A masked man interrupted the evening briefly—a tall figure, broad and silent in black doublet and a cap in the Borgia colors of mulberry and yellow, a black mask below it covering his face. More men in masks; how they had haunted this whole bloody business, but in truth they were not so uncommon in the Holy City. Every lord who sent a gift to another man’s wife or a bribe to an underling put his messenger in a mask; every boy trying to duck his tutors for a little after-hours hilarity did the same. At Carnivale, even the respectable in Rome went masked. My masked messenger made straight for the Duke of Gandia, who turned from the dark-haired beauty he was r
omancing and looked on irritably as a letter was presented. “I await your answer.” The words came muffled behind the mask, and the Duke snorted as he broke the seal. But his irritability faded fast, color rising in his face, as he saw what fell out of the folded paper, and he dismissed without another glance the piqued brunette he had been planning to bed that evening. “At nightfall,” he told the masked man, who whispered some discreet directions and then took himself away. And when the Duke of Gandia seemed in high spirits for the rest of the evening, his mother pinched his cheek fondly and Cesare Borgia just sat back to watch.

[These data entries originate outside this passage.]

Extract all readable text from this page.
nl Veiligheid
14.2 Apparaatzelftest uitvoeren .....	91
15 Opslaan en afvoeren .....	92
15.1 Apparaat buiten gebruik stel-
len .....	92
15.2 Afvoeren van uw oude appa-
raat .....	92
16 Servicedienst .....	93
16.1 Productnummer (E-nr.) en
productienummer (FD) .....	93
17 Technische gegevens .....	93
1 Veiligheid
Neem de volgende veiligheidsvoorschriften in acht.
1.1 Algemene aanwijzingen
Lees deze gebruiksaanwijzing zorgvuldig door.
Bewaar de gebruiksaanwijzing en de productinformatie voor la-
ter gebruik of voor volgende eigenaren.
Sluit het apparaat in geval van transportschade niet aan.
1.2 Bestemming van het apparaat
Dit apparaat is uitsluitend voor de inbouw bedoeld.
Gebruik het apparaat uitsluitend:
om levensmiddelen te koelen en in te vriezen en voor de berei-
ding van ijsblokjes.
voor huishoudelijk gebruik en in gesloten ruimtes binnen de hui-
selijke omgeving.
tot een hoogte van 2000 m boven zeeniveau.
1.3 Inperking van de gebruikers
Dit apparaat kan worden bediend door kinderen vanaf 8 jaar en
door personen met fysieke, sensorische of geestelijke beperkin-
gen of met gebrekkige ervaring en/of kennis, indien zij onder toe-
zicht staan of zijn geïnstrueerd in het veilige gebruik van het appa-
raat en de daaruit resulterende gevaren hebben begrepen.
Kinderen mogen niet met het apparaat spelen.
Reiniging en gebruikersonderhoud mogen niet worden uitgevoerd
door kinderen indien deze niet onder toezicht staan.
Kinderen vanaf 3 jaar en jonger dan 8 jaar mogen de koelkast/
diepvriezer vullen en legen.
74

“I don’t know what you put in that letter, but it worked.” Bartolomeo’s freckled face appeared ghostlike in the air before me as he took off the mask. It was still not even twilight at that point in the night’s narrative, and my accomplice lowered his voice from the passersby hurrying on their way home before dark. “The Duke of Gandia says he’ll come at nightfall.”
“Did he say anything else?”
“He said, ‘I always knew she wanted me.’ Who did he mean?”
“Never mind. You know where to wait; be ready when he splits from the others. Do you have the letter?”
Bartolomeo gave it back to me. A good boy, I thought. He looked drawn and nervous, but determined. I hoped he would not lose his resolve for tonight’s work.
Silky purple dusk gave way to black velvet night. I slipped the letter in Giulia’s writing back into my doublet. Now that it had served its purpose I’d destroy it, just as I promised her. I had not really thought she would write it for me—even with no signature and no name, any such note in the Bride of Christ’s hand would have enraged the Holy Father. But she’d written it anyway when I asked—evidently my giddy little mistress really did trust me. I smiled at that thought as Vannozza dei Cattanei’s elegant vineyard cena wound to a close, her guests departing with elaborate compliments to their hostess. The Borgia sons were last to leave, of course, lingering for motherly advice and motherly kisses. They departed together, side by side on a dark horse and a pale horse, a pair of stoutly armed squires behind them for guards.